ENTRE DRAGONES Y ROSAS – Sandra Luz Farrais Valencia

Por Sandra Luz Farrais Valencia

Hoy es un día lleno de magia. A medida que pasan las horas, se va contagiando el encanto por encontrar una nueva experiencia, escondida entre las páginas de un libro, y acompañarlo con una bella rosa. Como cada 23 de abril, honrando a su patrón Sant Jordi, las rosas y los libros toman las calles y plazas en cada rincón de Cataluña. Hay un gran ambiente de festividad y todo se inunda de sonrisas y cordialidad. La búsqueda de aventuras escritas se extiende por un enorme e improvisado mercadillo de rosas y libros.

Sara vive en un pequeño pueblo de la costa.
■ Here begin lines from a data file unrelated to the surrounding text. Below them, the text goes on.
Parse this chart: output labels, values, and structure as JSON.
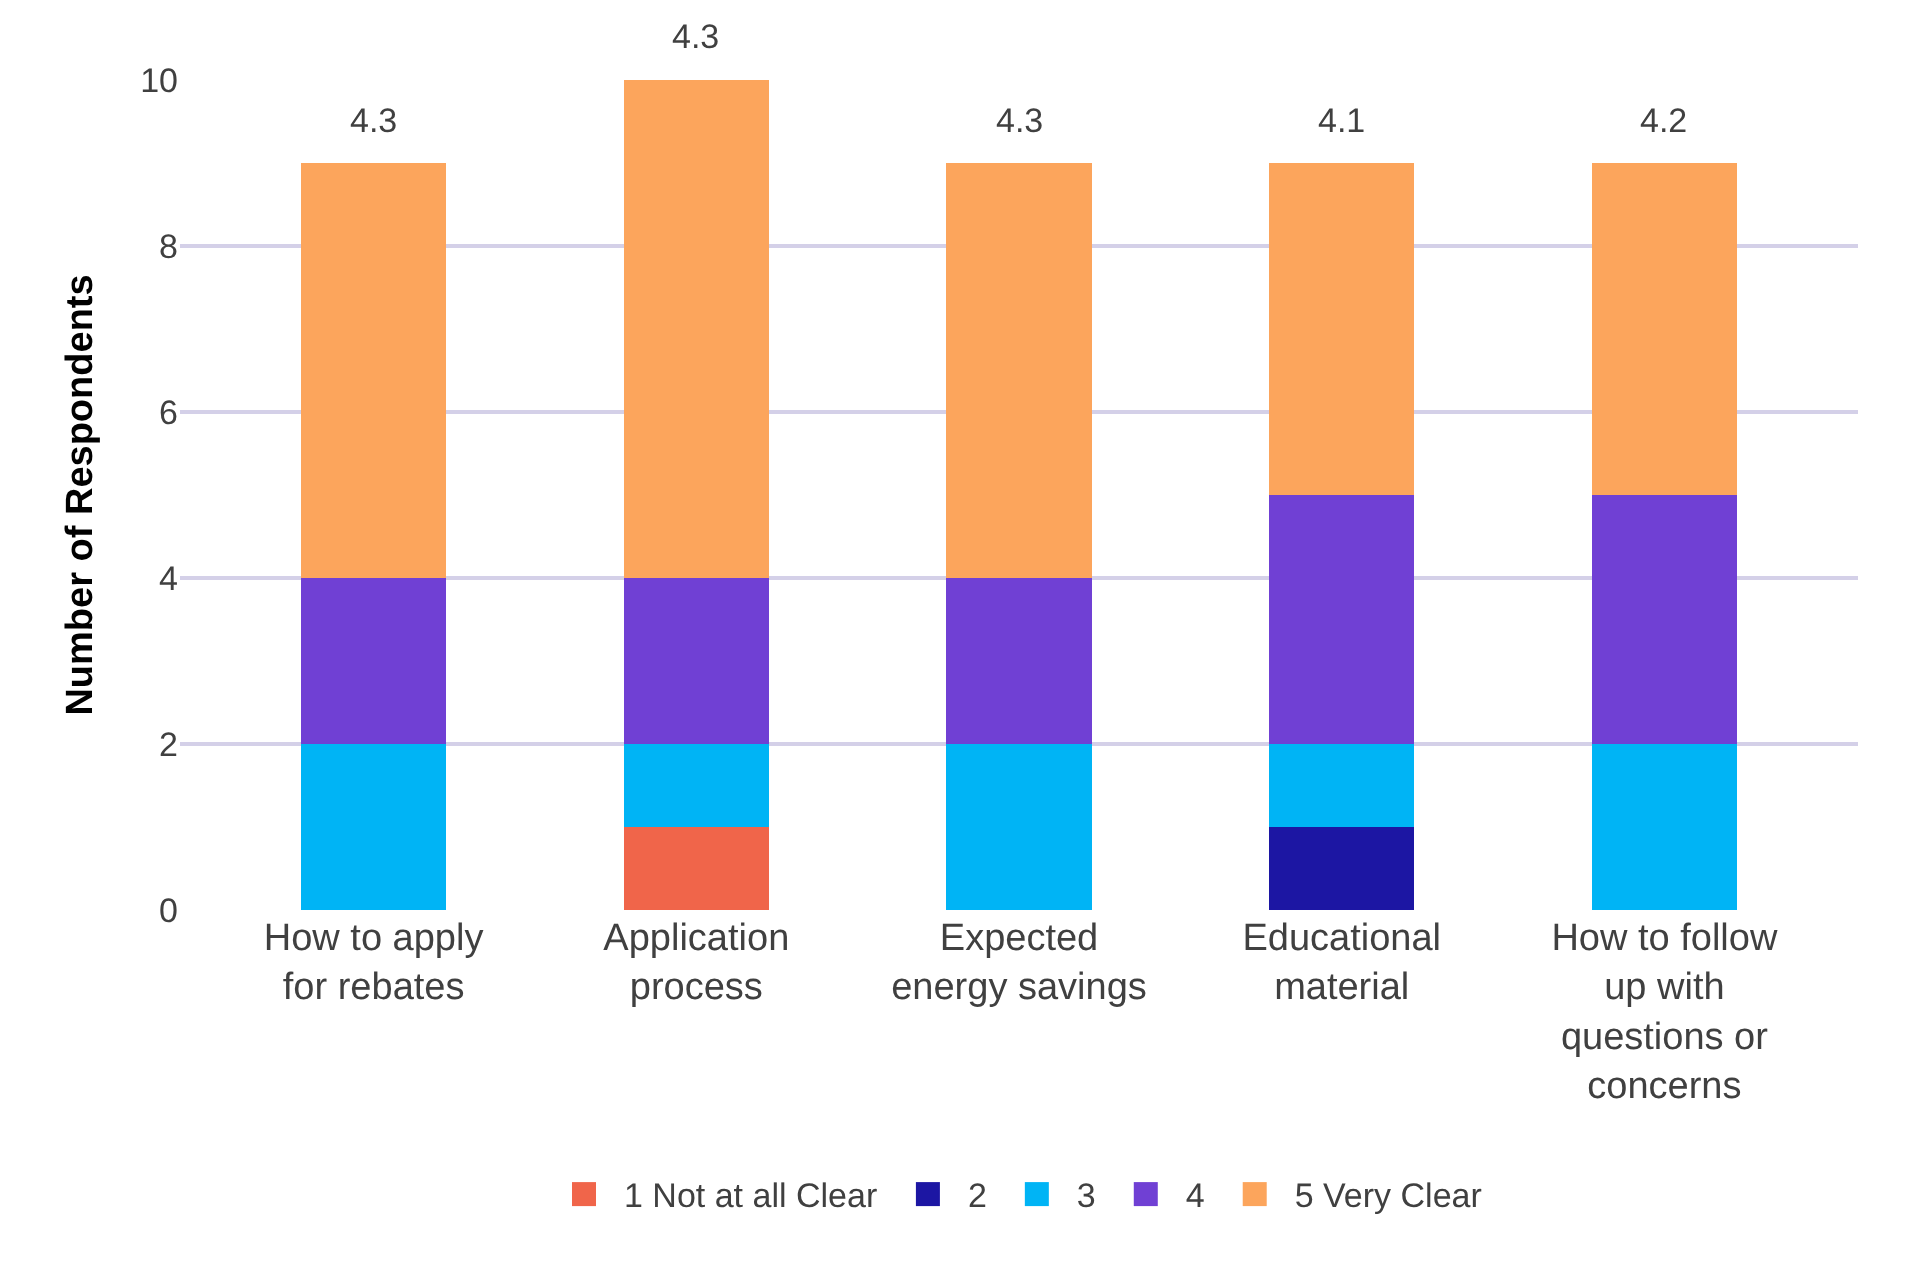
{
  "chart_data": {
    "type": "bar",
    "stacked": true,
    "ylabel": "Number of Respondents",
    "categories": [
      "How to apply for rebates",
      "Application process",
      "Expected energy savings",
      "Educational material",
      "How to follow up with questions or concerns"
    ],
    "series": [
      {
        "name": "1 Not at all Clear",
        "color": "#f0654a",
        "values": [
          0,
          1,
          0,
          0,
          0
        ]
      },
      {
        "name": "2",
        "color": "#1c16a3",
        "values": [
          0,
          0,
          0,
          1,
          0
        ]
      },
      {
        "name": "3",
        "color": "#00b4f5",
        "values": [
          2,
          1,
          2,
          1,
          2
        ]
      },
      {
        "name": "4",
        "color": "#7040d4",
        "values": [
          2,
          2,
          2,
          3,
          3
        ]
      },
      {
        "name": "5 Very Clear",
        "color": "#fca55c",
        "values": [
          5,
          6,
          5,
          4,
          4
        ]
      }
    ],
    "annotations": [
      {
        "text": "4.3",
        "x": "How to apply for rebates",
        "y": 9
      },
      {
        "text": "4.3",
        "x": "Application process",
        "y": 10
      },
      {
        "text": "4.3",
        "x": "Expected energy savings",
        "y": 9
      },
      {
        "text": "4.1",
        "x": "Educational material",
        "y": 9
      },
      {
        "text": "4.2",
        "x": "How to follow up with questions or concerns",
        "y": 9
      }
    ],
    "ylim": [
      0,
      10
    ],
    "yticks": [
      0,
      2,
      4,
      6,
      8,
      10
    ],
    "grid": "y",
    "legend": "bottom"
  }
}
Está acostumbrada a celebrar este día a pequeña escala, pero en esta oportunidad coincide que debe estar en el centro de Barcelona. Siente el deseo de perderse por las callejuelas del Barrio Gótico, de contagiarse de aquella alegría. Las adolescentes, entre risas y picardías, corretean contemplando las rosas que han recibido. Muchos de los que están por las calles buscan un libro especial o una rosa, algunos, ambas cosas, para obsequiarlas a esas personas especiales en sus vidas.

Sara se detiene en una de las paradas y coge un libro. De pronto se escucha una algarabía. Al girarse ve a un montón de gente congregarse en uno de los puestos.

¿Qué ocurre? —pregunta Sara al hombre que se encuentra a su lado.

Un autor está firmando su libro.

Ella no puede evitar soñar despierta. Suspira, cierra los ojos, dibuja una gran sonrisa y piensa: “Algún día podría ser yo la que esté aquí firmando mi primer libro”.

Vuelve la vista al libro que retiene entre sus manos y comienza a hojear sus páginas. Lo acerca a su rostro, inspira profundamente el olor que desprende el papel y la tinta. Cuánto le agradaba aquel aroma. A la derecha, unas enormes rosas rojas, amarillas y azules atrapan su mirada. De pronto, se vio transportada en el tiempo.

Con apenas cinco años estaba allí, contemplando embelesada unos fabulosos globos rojos, amarillos y azules. Nunca antes había visto tantos globos juntos, sobre todo con aquellos colores tan brillantes. Lo último que recordaba era a su padre diciéndole: “No te muevas de aquí”. Y eso fue lo que hizo, quedarse en estado hipnótico observando aquellos globos. El bullicio, la música, las carrozas, la multitud disfrazada que iba y venía. Todo aquello quedaba en un segundo plano, lejano, borroso y descolorido. Para ella, solo existían los brillantes globos rojos, amarillos y azules. En aquellos tiempos, el centro de su ciudad natal se vestía de gala para los carnavales. Cuando reaccionó, miró hacia arriba en busca de su padre, pero solo vio caras que no reconocía y la asustaron. Buscó a su alrededor, pero no le encontró. Sintió que su pequeño corazón daba un vuelco. ¿Cómo podía ser? ¿Cómo iba su padre a irse sin ella? Sara estalló en llanto y atemorizada, echó a correr calle arriba. Una joven pareja la detuvo y la calmó. La mujer la alzó en brazos y secó sus lágrimas con mucha ternura.

¿Puedo ayudarte en algo?

Esa pregunta la trae de nuevo al presente. Le habla la dependienta del puesto de libros.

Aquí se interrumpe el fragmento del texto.